“La Cooperazione Strutturata e Permanente (Pesco) deve essere aperta al contributo di Paesi terzi” ha ribadito il capo di stato maggiore della Difesa, Claudio Graziano, dal Centro Alti Studi della Difesa (CASD) in occasione del convegno “Futuro della difesa e della sicurezza europea”.
“Tre Paesi membri devono essere l’asse portante dell’industria della difesa comune, ma ciò può essere fatto con un approccio inclusivo verso gli Stati terzi, come è certamente il caso del Regno Unito” ha proseguito il generale Graziano.
Il sistema integrato di difesa comune, che ha preso ufficialmente il via con la firma della notifica lo scorso novembre a Bruxelles da 23 ministri degli esteri e della difesa Ue (v. articolo), vedrà infatti anche l’inclusione del Regno Unito dopo la Brexit. Come previsto, appunto, da una clausola dell’accordo Pesco, anche Paesi non Ue potranno associarsi ed essere coinvolti nella partecipazione di alcuni progetti senza avere, però, alcuna influenza nelle decisioni politiche. Decisioni che prevedono un’approvazione all’unanimità ad esclusione delle decisioni che riguarderanno la sospensione o l’inclusione di nuovi membri, per i quali il voto deve essere a maggioranza qualificata, come nel caso adesso dell’inclusione del Regno Unito.
Ma se la Gran Bretagna non avrà alcun potere politico in ambito Pesco, decisivo potrà essere il suo apporto nel settore industriale. Sta di fatto che il Regno Unito resta il più grande spender nella difesa in Europa e con una certa influenza nella Nato. Come spiegato dall’ambasciatore Alex Ellis, direttore generale del Dipartimento britannico per la Brexit, il Paese spende “circa il 40 per cento a livello europeo per la ricerca e innovazione nel settore della difesa e intende continuare su questa linea".
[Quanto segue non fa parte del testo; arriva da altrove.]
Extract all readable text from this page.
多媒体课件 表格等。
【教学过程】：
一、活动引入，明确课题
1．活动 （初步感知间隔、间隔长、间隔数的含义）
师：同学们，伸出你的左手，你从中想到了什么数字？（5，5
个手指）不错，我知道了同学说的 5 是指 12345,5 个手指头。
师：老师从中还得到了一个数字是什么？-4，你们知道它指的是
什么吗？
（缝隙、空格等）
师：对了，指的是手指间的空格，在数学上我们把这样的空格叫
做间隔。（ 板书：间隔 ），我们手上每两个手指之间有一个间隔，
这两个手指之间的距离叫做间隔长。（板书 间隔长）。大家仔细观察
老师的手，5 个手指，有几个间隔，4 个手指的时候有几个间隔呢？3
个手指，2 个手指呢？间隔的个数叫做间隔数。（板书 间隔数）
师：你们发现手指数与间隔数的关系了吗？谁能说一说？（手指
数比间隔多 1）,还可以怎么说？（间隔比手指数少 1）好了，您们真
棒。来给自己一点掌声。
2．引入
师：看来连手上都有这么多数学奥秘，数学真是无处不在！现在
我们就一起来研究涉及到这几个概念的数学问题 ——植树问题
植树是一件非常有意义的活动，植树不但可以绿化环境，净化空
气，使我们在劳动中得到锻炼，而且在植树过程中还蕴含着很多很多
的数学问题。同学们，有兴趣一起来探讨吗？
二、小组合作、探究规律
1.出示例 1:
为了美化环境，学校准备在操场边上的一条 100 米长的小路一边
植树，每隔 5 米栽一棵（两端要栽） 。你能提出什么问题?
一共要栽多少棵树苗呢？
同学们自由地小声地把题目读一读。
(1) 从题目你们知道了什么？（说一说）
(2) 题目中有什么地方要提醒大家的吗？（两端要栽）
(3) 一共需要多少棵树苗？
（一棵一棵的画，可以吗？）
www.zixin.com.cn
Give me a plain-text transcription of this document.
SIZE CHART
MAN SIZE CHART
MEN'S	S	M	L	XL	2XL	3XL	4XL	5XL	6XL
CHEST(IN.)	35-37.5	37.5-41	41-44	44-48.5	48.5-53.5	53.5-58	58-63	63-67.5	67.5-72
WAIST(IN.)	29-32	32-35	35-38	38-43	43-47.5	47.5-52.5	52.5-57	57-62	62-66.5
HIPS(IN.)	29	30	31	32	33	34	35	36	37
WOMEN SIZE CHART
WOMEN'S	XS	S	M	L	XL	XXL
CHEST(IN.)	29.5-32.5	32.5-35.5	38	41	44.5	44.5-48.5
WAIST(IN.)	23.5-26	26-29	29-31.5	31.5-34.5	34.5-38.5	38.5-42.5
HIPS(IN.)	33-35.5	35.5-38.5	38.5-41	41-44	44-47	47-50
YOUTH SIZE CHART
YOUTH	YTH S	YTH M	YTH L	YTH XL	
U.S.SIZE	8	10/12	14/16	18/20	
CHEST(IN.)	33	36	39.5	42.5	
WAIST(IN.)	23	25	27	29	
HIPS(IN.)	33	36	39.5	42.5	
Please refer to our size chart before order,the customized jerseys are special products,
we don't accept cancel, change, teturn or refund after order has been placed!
La Gran Bretagna, durante la fase di transizione, sarà invitata dall’Ue a proporre offerte per il Fondo europeo della difesa (Fes), per i quali è previsto un incremento a 1,5 miliardi di euro l’anno dopo il 2020.
E relativamente ai rapporti tra Ue e Nato, il capo di stato maggiore ha spiegato come elementi di primaria importanza siano “la cooperazione industriale solida e la creazione di un sistema di difesa ‘inter-operativo e integrato’. Nessuna contrapposizione, quindi, alla Nato, bensì una “complementarietà con l’Ue nelle risposte alle minacce alla sicurezza” ha precisato il capo di stato maggiore britannico, air chief marshal Stuart Peach.
Che la difesa comune europea non possa rappresentare un intralcio alla Nato è chiaro anche agli americani. La posizione degli Usa rispetto alla difesa europea è sempre stata favorevole, sin dai tempi di Kissinger. Interfacciarsi con un unico interlocutore, anziché 27 Paesi, ottimizzare le spese e, non da meno, ricevere un maggior output operativo sono alcuni dei fattori che contribuirebbero a favorire i rapporti tra Ue e Nato, se e quando la difesa europea riuscirà ad ingranare la marcia giusta.